I’m not sure if the other report was ever published, but I’m looking into it. The brilliant linguist Shirley Brice Heath, at Stanford, became interested in arts education because of her observations of verbal development in children. Several years ago she was a speaker at a symposium on arts education that we presented at the Getty to school administrators. She described a study that was ongoing at the time. She told us that she had research assistants who went into classrooms covering subject areas across the curriculum, and that all they did was clock the seconds that students in each class made direct eye contact with the lesson—either with the instructor or with the task assigned. Obviously, eye contact is not the only indicator of attention, but it is one that is easily observable and measurable. In eye contact alone, attention in arts classes far exceeded that in any other subject. Indeed, student attention was “off the charts” in comparison. Students were attentive and engaged, and engaged learners are open to new ideas that mesh with the patterns of knowledge they already have inside of themselves. Their learning is thus enhanced and enduring.

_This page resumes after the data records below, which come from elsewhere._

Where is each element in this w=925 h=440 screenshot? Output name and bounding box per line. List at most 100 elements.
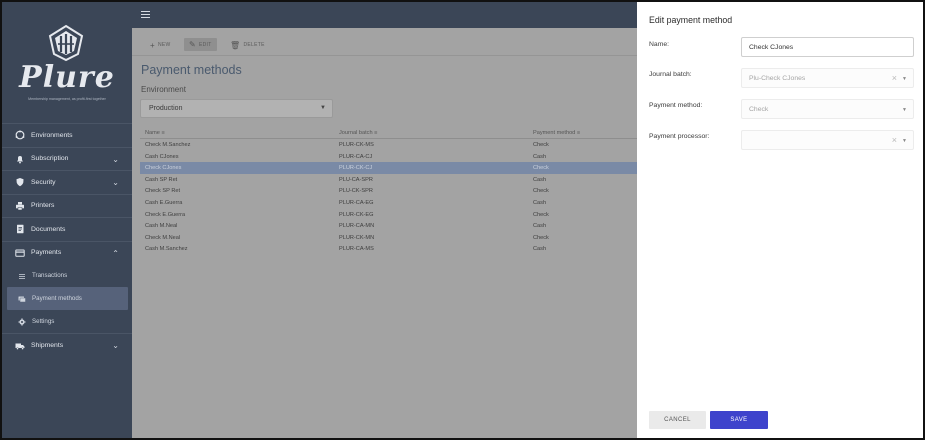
- payment-processor-label: Payment processor:: [649, 133, 710, 140]
- payment-method-select[interactable]: Check ▼: [741, 99, 914, 119]
- trash-icon: 🗑: [230, 40, 241, 50]
- journal-batch-value: Plu-Check CJones: [749, 75, 806, 82]
- cell-payment-method: Check: [533, 165, 549, 172]
- environment-select[interactable]: Production ▼: [140, 99, 333, 118]
- delete-button-label: DELETE: [243, 42, 265, 48]
- caret-down-icon: ▼: [320, 105, 326, 111]
- sidebar-item-label: Documents: [31, 225, 66, 233]
- name-field[interactable]: Check CJones: [741, 37, 914, 57]
- shield-icon: [15, 177, 25, 187]
- cell-name: Check SP Ret: [145, 188, 181, 195]
- environment-select-value: Production: [149, 105, 183, 112]
- main-content: + NEW ✎ EDIT 🗑 DELETE Payment methods En…: [132, 28, 637, 438]
- top-bar: [132, 2, 637, 28]
- cell-payment-method: Check: [533, 188, 549, 195]
- sidebar-item-label: Payments: [31, 249, 62, 257]
- sidebar-item-label: Printers: [31, 202, 55, 210]
- new-button[interactable]: + NEW: [150, 39, 171, 51]
- cell-journal-batch: PLUR-CA-CJ: [339, 153, 373, 160]
- column-header-name[interactable]: Name ≡: [145, 130, 165, 136]
- chevron-down-icon: ⌄: [112, 178, 119, 187]
- cell-payment-method: Cash: [533, 176, 547, 183]
- table-row[interactable]: Check M.Neal PLUR-CK-MN Check: [140, 232, 637, 244]
- sidebar-subitem-settings[interactable]: Settings: [2, 310, 132, 333]
- pencil-icon: ✎: [189, 40, 197, 49]
- name-field-value: Check CJones: [749, 44, 794, 51]
- sidebar-item-shipments[interactable]: Shipments ⌄: [2, 333, 132, 357]
- table-row[interactable]: Check CJones PLUR-CK-CJ Check: [140, 162, 637, 174]
- cell-name: Check CJones: [145, 165, 182, 172]
- chevron-down-icon: ⌄: [112, 154, 119, 164]
- cell-name: Cash CJones: [145, 153, 179, 160]
- toolbar: + NEW ✎ EDIT 🗑 DELETE: [132, 28, 637, 56]
- edit-button-label: EDIT: [199, 41, 212, 48]
- payment-methods-icon: [18, 295, 26, 303]
- chevron-down-icon: ⌄: [112, 341, 119, 350]
- table-row[interactable]: Cash CJones PLUR-CA-CJ Cash: [140, 151, 637, 163]
- cell-payment-method: Cash: [533, 223, 547, 230]
- sidebar: Plure Membership management, as profit-f…: [2, 2, 132, 438]
- caret-down-icon: ▼: [902, 76, 907, 82]
- table-row[interactable]: Cash M.Sanchez PLUR-CA-MS Cash: [140, 243, 637, 255]
- sidebar-nav: Environments Subscription ⌄ Security ⌄ P…: [2, 123, 132, 357]
- sidebar-subitem-label: Transactions: [32, 272, 68, 279]
- table-row[interactable]: Cash M.Neal PLUR-CA-MN Cash: [140, 220, 637, 232]
- logo-emblem-icon: [48, 24, 84, 62]
- sidebar-item-subscription[interactable]: Subscription ⌄: [2, 146, 132, 171]
- journal-batch-label: Journal batch:: [649, 71, 692, 78]
- payment-processor-select[interactable]: × ▼: [741, 130, 914, 150]
- table-row[interactable]: Check E.Guerra PLUR-CK-EG Check: [140, 209, 637, 221]
- cell-journal-batch: PLUR-CA-MN: [339, 223, 375, 230]
- cell-payment-method: Cash: [533, 153, 547, 160]
- sidebar-subitem-transactions[interactable]: Transactions: [2, 264, 132, 287]
- cell-journal-batch: PLUR-CK-MN: [339, 234, 375, 241]
- list-icon: [18, 272, 26, 280]
- payment-method-value: Check: [749, 106, 769, 113]
- cell-journal-batch: PLUR-CA-EG: [339, 199, 374, 206]
- cell-journal-batch: PLU-CK-SPR: [339, 188, 373, 195]
- sidebar-item-environments[interactable]: Environments: [2, 123, 132, 147]
- cell-name: Cash M.Sanchez: [145, 246, 188, 253]
- sidebar-item-security[interactable]: Security ⌄: [2, 170, 132, 194]
- truck-icon: [15, 341, 25, 351]
- cancel-button[interactable]: CANCEL: [649, 411, 706, 429]
- dialog-title: Edit payment method: [649, 15, 733, 25]
- table-row[interactable]: Cash SP Ret PLU-CA-SPR Cash: [140, 174, 637, 186]
- cell-name: Cash SP Ret: [145, 176, 178, 183]
- column-header-payment-method[interactable]: Payment method ≡: [533, 130, 580, 136]
- cell-payment-method: Cash: [533, 199, 547, 206]
- delete-button[interactable]: 🗑 DELETE: [230, 39, 265, 51]
- plus-icon: +: [150, 40, 155, 50]
- cell-payment-method: Check: [533, 142, 549, 148]
- hamburger-menu-icon[interactable]: [141, 11, 150, 19]
- sidebar-item-label: Environments: [31, 131, 73, 139]
- sidebar-item-label: Shipments: [31, 342, 64, 349]
- payment-methods-table: Name ≡ Journal batch ≡ Payment method ≡ …: [140, 127, 637, 255]
- sidebar-subitem-payment-methods[interactable]: Payment methods: [7, 287, 128, 310]
- journal-batch-select[interactable]: Plu-Check CJones × ▼: [741, 68, 914, 88]
- brand-name: Plure: [19, 60, 115, 95]
- brand-tagline: Membership management, as profit-first t…: [28, 97, 106, 101]
- cell-journal-batch: PLUR-CA-MS: [339, 246, 374, 253]
- clear-icon[interactable]: ×: [892, 135, 897, 145]
- table-row[interactable]: Cash E.Guerra PLUR-CA-EG Cash: [140, 197, 637, 209]
- table-row[interactable]: Check SP Ret PLU-CK-SPR Check: [140, 185, 637, 197]
- cell-payment-method: Check: [533, 211, 549, 218]
- column-header-journal-batch[interactable]: Journal batch ≡: [339, 130, 377, 136]
- sidebar-item-label: Subscription: [31, 155, 69, 163]
- new-button-label: NEW: [157, 42, 171, 48]
- logo: Plure Membership management, as profit-f…: [12, 20, 122, 102]
- cell-name: Check E.Guerra: [145, 211, 186, 218]
- clear-icon[interactable]: ×: [892, 73, 897, 83]
- sidebar-item-printers[interactable]: Printers: [2, 193, 132, 218]
- table-row[interactable]: Check M.Sanchez PLUR-CK-MS Check: [140, 139, 637, 151]
- edit-button[interactable]: ✎ EDIT: [184, 38, 217, 51]
- edit-payment-method-dialog: Edit payment method Name: Check CJones J…: [637, 2, 923, 438]
- cell-name: Cash E.Guerra: [145, 199, 183, 206]
- cell-journal-batch: PLUR-CK-EG: [339, 211, 374, 218]
- sidebar-item-documents[interactable]: Documents: [2, 217, 132, 241]
- save-button[interactable]: SAVE: [710, 411, 768, 429]
- payment-method-label: Payment method:: [649, 102, 703, 109]
- sidebar-item-label: Security: [31, 178, 56, 186]
- sidebar-item-payments[interactable]: Payments ⌃: [2, 240, 132, 265]
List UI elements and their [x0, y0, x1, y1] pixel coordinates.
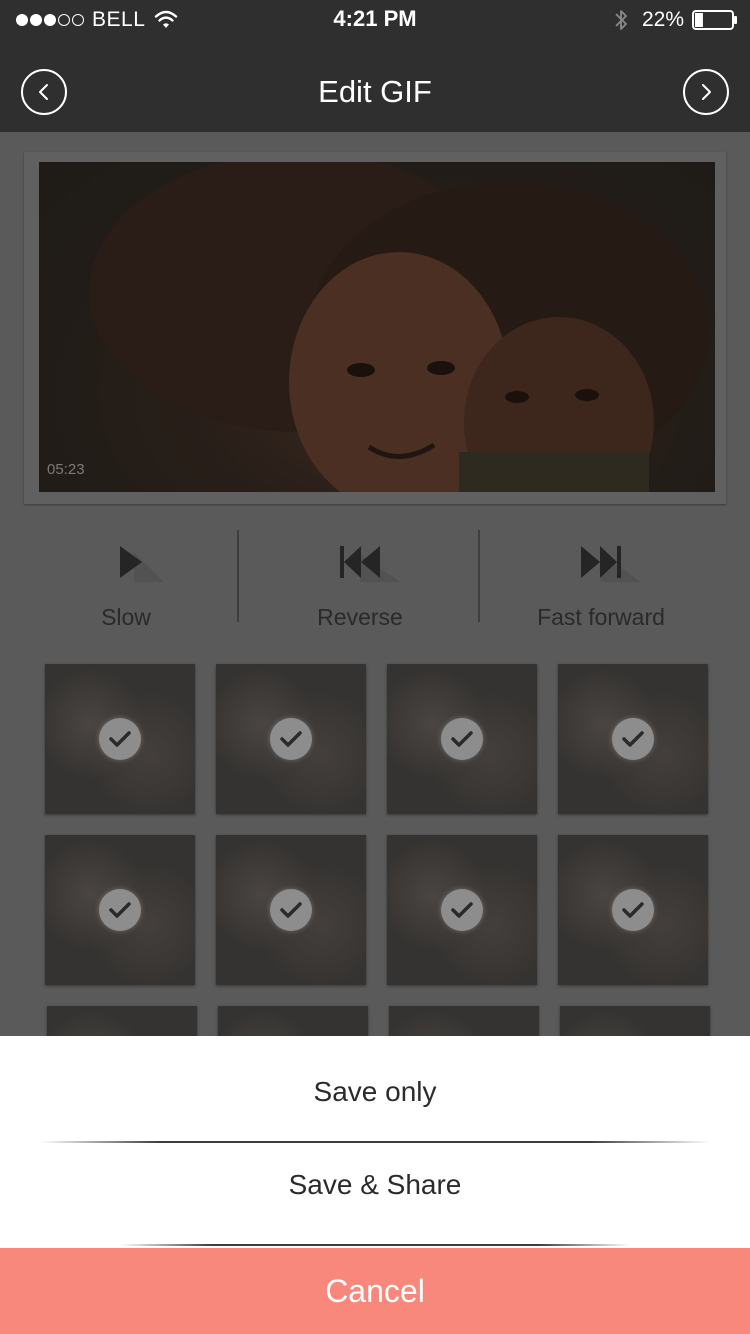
status-right: 22%: [614, 6, 738, 34]
battery-icon: [692, 10, 737, 30]
check-icon[interactable]: [270, 889, 312, 931]
frame-thumbnail[interactable]: [45, 835, 195, 985]
fast-forward-icon: [581, 546, 641, 582]
play-icon: [120, 546, 164, 582]
save-share-button[interactable]: Save & Share: [0, 1169, 750, 1201]
edit-content: 05:23 Slow Reverse Fast forward: [0, 132, 750, 1156]
frame-thumbnail[interactable]: [387, 664, 537, 814]
frame-thumbnail[interactable]: [387, 835, 537, 985]
cancel-button[interactable]: Cancel: [0, 1248, 750, 1334]
check-icon[interactable]: [99, 889, 141, 931]
fast-forward-label: Fast forward: [537, 604, 665, 630]
frame-thumbnail[interactable]: [216, 664, 366, 814]
chevron-right-icon: [702, 84, 711, 100]
rewind-icon: [340, 546, 400, 582]
status-bar: BELL 4:21 PM 22%: [0, 0, 750, 40]
frame-thumbnail[interactable]: [45, 664, 195, 814]
check-icon[interactable]: [270, 718, 312, 760]
fast-forward-control[interactable]: Fast forward: [481, 530, 721, 634]
next-button[interactable]: [683, 69, 729, 115]
divider: [40, 1141, 710, 1143]
check-icon[interactable]: [612, 718, 654, 760]
frame-grid: [0, 664, 750, 1156]
frame-thumbnail[interactable]: [558, 664, 708, 814]
divider: [120, 1244, 630, 1246]
page-title: Edit GIF: [318, 74, 432, 109]
bluetooth-icon: [615, 10, 627, 30]
reverse-label: Reverse: [317, 604, 403, 630]
check-icon[interactable]: [441, 718, 483, 760]
check-icon[interactable]: [441, 889, 483, 931]
slow-control[interactable]: Slow: [6, 530, 246, 634]
nav-bar: Edit GIF: [0, 40, 750, 132]
slow-label: Slow: [101, 604, 151, 630]
video-timestamp: 05:23: [47, 461, 85, 478]
divider: [237, 530, 239, 622]
check-icon[interactable]: [612, 889, 654, 931]
reverse-control[interactable]: Reverse: [240, 530, 480, 634]
save-only-button[interactable]: Save only: [0, 1076, 750, 1108]
playback-controls: Slow Reverse Fast forward: [0, 530, 750, 634]
battery-percent: 22%: [641, 8, 684, 31]
check-icon[interactable]: [99, 718, 141, 760]
frame-thumbnail[interactable]: [558, 835, 708, 985]
divider: [478, 530, 480, 622]
video-preview-card: 05:23: [24, 152, 726, 504]
video-photo: [89, 162, 709, 492]
frame-thumbnail[interactable]: [216, 835, 366, 985]
video-preview[interactable]: 05:23: [39, 162, 715, 492]
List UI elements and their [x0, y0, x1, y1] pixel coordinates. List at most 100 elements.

Research in the impact of the arts in learning is limited by the fact that funders, so far at least, are mainly interested in accountability as measured by test scores. Research investigations looking for “soft data,” such as school attendance, teacher retention, and evidence of improved school morale (e.g. joy) definitely show positive results but get far less attention. Another perhaps more fertile area of research is the booming field of neuroscience and cognition, but I will save that for a later post.
Bravo, Robin!
The Play’s the Thing indeed!
The Winter’s Tale
June 18th-20th,
El Portal Theater
North Hollywood, CA
Hi! Thanks Rafe. You would know!!!!
Can’t wait for your next post………Love tim
There is nothing more gratifying than seeing the children engaged in the arts. Traveling from school to school throughout LAUSD as the dance specialist I had the opportunity to see children dancing, singing, acting, and creating works of art with all kinds of materials. I didn’t need statistics or long term studies to prove that no other subject seemed to engage students like the arts. When children were given the opportunity to collaborate and create it seemed as if differences flew out the window and students became focused on completing their group project, be it a simple movement problem, visual arts assignment, enhancing a research project with some artistic genre, or creating a presentation for the school talent show that included dancing, singing, and acting. It saddens me that we are still fighting to see that every single child has daily access to quality arts education.